Conclusion et recommandations

  1. La radio est un média dont l’importance demeure primordiale dans notre société. Ses limites techniques sont moins contraignantes que celles de la télévision et des quotidiens et elle est souvent la première en mesure de diffuser une nouvelle importante qui survient en cours de journée.
  2. Même si les stations AM que Corus projette d’acheter sont fragilisées autant par la baisse de leurs côtes d’écoute que par une diminution de leur rendement, ces acquisitions et transferts de licences, bien que commercialement légitimes, ne pourront se faire sans un engagement ferme à respecter l’intérêt du public à bénéficier de sources d’information variées et distinctes. Que ces stations se situent sur la bande AM ou sur la bande FM ne constitue pas un enjeu majeur dans la mesure où c’est l’ensemble du portrait radiophonique qui est affecté par les changements proposés.
  3. Que la façon de relancer les radios AM passe par une spécialisation de ces stations, soit. Elle ne doit cependant pas se faire au détriment des formules consacrées à l’information qui doivent rester importantes et diversifiées autant en radiophonie que dans les autres types de médias.

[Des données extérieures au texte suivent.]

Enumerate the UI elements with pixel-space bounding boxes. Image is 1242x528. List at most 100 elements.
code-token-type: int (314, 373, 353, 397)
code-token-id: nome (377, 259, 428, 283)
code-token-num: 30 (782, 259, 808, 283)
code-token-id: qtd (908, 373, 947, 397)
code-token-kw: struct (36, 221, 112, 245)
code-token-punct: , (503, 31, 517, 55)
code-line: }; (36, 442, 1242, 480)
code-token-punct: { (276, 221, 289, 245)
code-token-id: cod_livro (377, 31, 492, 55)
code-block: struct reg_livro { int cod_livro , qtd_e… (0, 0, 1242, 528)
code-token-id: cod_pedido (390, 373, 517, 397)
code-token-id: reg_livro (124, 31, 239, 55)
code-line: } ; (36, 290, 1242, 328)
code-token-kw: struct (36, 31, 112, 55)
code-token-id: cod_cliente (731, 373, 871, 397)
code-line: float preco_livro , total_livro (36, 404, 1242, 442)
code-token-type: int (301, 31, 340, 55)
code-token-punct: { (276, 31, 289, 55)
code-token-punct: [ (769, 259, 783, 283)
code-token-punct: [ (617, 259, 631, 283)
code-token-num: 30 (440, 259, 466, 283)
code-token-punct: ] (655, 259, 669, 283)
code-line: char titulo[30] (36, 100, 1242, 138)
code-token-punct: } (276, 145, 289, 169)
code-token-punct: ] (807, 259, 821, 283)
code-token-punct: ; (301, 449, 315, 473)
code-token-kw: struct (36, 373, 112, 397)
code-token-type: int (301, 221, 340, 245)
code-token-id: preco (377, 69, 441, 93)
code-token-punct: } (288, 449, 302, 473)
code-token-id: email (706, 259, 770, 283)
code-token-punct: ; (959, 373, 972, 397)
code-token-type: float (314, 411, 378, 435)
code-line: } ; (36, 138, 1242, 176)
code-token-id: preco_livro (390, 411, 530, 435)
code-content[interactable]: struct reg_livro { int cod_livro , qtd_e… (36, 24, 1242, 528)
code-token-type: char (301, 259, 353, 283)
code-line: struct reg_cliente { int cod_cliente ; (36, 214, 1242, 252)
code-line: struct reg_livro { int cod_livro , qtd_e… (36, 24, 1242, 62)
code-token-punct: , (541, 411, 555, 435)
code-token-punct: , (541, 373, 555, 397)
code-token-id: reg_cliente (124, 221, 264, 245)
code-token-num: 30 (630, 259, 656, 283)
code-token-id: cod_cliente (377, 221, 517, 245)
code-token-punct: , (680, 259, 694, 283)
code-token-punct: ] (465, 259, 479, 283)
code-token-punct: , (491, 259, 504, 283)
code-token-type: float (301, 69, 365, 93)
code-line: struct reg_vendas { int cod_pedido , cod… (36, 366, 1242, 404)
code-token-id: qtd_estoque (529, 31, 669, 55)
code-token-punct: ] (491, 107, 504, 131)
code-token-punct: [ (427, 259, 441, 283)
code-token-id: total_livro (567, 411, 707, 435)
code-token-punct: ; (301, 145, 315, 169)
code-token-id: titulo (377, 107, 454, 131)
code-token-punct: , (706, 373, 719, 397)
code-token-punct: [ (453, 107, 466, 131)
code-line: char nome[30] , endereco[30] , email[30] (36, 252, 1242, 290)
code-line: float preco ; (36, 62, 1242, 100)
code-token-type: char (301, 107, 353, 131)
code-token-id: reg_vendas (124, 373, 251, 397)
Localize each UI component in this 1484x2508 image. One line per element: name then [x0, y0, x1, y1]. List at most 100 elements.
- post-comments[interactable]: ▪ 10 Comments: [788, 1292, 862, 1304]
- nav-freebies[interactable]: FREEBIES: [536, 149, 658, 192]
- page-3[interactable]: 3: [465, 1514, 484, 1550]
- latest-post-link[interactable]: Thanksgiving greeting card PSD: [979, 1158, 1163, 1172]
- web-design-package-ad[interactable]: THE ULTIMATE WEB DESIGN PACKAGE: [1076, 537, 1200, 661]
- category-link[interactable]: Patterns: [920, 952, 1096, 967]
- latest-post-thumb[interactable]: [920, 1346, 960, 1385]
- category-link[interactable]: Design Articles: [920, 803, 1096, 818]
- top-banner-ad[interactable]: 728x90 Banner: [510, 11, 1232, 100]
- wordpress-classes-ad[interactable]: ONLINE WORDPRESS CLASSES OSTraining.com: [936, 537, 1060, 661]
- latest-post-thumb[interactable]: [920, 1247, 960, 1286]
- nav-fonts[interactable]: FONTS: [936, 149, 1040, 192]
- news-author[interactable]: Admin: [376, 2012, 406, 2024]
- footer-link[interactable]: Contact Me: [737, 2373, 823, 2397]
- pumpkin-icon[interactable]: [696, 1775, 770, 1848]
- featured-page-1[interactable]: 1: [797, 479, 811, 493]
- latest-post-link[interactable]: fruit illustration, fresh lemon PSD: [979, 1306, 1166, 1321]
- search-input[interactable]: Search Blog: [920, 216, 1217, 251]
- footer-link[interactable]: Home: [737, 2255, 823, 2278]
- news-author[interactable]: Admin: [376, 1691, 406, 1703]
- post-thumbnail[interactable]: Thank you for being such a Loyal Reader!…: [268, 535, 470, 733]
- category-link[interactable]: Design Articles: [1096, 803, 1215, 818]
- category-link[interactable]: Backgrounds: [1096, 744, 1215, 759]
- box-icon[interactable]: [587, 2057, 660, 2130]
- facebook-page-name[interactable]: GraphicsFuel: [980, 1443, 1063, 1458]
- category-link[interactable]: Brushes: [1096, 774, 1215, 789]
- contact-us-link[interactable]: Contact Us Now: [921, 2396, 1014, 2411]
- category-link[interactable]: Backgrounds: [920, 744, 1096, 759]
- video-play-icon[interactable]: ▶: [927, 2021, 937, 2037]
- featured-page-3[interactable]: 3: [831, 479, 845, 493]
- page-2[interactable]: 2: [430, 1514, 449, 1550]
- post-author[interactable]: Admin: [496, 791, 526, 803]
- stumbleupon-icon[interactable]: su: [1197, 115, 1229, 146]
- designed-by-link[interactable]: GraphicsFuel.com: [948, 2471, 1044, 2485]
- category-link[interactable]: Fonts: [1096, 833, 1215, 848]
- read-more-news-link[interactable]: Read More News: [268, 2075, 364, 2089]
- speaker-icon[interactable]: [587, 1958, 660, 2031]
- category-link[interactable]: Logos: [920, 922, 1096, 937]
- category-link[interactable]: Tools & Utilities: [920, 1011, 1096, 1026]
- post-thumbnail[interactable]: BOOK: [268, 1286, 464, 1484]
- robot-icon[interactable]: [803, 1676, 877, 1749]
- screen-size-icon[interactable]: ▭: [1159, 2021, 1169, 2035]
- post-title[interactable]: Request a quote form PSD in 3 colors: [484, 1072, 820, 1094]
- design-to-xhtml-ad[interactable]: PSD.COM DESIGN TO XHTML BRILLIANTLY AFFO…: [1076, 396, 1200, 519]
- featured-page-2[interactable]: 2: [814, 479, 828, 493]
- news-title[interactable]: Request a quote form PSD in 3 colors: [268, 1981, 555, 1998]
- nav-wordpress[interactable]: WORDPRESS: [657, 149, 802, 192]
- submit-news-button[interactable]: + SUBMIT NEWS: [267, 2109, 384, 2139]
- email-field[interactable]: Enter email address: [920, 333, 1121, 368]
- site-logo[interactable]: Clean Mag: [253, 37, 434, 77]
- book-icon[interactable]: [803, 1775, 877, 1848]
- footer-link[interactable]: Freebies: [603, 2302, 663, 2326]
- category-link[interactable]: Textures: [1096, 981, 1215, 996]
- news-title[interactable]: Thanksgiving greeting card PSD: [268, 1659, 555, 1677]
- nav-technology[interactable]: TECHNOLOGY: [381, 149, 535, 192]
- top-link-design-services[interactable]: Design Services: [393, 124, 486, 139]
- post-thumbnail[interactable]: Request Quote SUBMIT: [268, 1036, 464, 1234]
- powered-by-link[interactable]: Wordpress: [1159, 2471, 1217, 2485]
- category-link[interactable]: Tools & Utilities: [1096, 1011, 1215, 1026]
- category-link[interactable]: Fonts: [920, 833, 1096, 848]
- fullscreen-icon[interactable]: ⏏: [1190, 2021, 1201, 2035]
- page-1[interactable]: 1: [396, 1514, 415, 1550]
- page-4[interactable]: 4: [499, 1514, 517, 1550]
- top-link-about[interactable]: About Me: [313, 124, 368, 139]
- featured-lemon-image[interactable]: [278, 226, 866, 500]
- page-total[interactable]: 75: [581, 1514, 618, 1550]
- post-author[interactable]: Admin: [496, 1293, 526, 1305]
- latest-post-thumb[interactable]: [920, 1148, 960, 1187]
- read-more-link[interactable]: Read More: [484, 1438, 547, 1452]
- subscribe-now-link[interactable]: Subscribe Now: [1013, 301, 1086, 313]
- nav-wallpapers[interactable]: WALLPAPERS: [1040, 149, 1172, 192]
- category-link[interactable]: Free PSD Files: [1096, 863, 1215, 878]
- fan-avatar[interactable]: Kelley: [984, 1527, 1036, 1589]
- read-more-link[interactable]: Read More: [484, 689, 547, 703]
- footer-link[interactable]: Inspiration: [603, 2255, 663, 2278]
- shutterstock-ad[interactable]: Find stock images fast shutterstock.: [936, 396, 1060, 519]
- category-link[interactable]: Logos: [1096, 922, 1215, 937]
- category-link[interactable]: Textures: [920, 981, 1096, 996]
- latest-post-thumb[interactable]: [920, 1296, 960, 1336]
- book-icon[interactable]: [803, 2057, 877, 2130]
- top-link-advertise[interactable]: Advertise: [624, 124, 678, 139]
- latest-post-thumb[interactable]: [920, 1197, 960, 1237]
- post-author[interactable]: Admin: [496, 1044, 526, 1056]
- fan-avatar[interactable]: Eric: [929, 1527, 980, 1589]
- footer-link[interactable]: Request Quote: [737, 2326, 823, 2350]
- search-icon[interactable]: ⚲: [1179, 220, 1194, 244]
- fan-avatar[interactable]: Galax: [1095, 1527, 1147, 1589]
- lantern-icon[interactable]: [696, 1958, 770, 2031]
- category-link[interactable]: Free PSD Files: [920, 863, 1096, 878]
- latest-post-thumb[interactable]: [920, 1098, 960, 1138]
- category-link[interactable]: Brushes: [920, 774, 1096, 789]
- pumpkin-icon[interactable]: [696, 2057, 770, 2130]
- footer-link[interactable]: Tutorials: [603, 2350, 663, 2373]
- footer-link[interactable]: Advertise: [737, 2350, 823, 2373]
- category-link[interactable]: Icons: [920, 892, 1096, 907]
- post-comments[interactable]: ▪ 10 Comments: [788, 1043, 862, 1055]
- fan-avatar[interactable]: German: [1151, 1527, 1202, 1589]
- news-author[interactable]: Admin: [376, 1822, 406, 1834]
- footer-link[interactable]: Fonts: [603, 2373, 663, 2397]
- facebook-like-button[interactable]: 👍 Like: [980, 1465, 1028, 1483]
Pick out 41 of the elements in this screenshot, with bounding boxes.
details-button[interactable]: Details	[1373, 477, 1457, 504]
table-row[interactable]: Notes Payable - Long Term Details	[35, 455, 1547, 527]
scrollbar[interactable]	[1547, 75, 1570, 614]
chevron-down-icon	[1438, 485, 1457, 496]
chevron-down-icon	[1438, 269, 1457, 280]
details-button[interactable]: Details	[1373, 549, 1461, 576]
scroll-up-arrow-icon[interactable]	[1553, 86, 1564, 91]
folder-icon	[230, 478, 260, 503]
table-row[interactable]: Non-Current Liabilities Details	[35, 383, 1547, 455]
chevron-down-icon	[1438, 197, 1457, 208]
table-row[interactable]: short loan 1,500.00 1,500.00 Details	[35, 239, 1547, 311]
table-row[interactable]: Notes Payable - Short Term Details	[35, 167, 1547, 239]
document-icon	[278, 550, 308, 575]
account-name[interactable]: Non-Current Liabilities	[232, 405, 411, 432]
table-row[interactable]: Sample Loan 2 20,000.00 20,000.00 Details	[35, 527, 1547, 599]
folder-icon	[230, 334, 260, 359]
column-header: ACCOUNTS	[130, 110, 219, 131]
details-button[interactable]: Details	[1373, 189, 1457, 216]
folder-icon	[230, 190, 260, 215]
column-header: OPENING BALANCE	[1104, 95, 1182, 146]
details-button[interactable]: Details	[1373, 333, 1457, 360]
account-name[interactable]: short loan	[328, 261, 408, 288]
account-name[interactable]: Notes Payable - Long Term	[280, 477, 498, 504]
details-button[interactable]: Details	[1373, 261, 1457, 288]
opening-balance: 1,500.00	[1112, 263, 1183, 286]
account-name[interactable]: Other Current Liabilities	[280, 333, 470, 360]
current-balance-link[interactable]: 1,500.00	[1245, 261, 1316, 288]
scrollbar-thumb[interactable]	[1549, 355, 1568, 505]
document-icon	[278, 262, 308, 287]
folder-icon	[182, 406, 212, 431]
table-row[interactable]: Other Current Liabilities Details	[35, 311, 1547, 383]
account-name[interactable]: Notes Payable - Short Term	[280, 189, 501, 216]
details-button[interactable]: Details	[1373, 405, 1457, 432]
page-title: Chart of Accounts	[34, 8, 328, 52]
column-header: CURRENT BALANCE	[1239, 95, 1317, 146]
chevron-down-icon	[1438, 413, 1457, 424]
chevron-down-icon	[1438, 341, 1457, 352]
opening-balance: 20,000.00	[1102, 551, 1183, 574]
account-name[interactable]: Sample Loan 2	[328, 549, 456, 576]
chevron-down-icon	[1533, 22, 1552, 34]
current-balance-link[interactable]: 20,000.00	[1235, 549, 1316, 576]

Quelle que soit la transaction projetée, il ne faut jamais oublier l’importance de l’information et du contenu en radio.
  4. Le Conseil de presse s’élève donc contre la coupe dans les effectifs des salles de rédaction qui pourrait résulter de la transaction et s’inquiète du fait que plusieurs régions verront leur accès à de la programmation locale d’information diminuer de façon importante.
  5. Si le CRTC donne le feu vert à cette transaction, il est indispensable qu’il s’assure, dans les conditions de licence qu’il imposera, que les salles de rédaction soient maintenues dans leurs effectifs et que les minimums actuels de programmation locale et d’information soient maintenus.
  6. Sans ces conditions, le CRTC donnerait son aval au démantèlement de plusieurs sources indépendantes de nouvelles au Québec, en région comme dans les grands centres de Québec et Montréal, ce qui constituerait une perte véritable pour toute la population québécoise.

Conseil de presse du Québec

Monsieur Robert Maltais

Secrétaire général

1000, rue Fullum, bureau c.208

Montréal (Québec)  H2K 3L7

(514) 529-2818

direction@conseildepresse.qc.ca

 

 


[1] Infopresse, Guide annuel des médias 2004, p. 61.

[2] Ibid. p. 61.

[3] Ibid. p. 60.

[4] Avis d’audience publique de radiodiffusion CRTC 2004-5.

[5] Réponse de Corus aux questions soulevées par le CRTC dans la lettre du 16 avril 2004.

[6] Mémoire supplémentaire, demande d’acquisition des stations AM d’Astral Radio inc. et de CFOM-FM (demande 2004-0280-1 présentée par Corus), p.1.

[7] Ibid. p.2.

[8] Infopresse, Guide annuel des médias 2004, aux pages 63 et 64.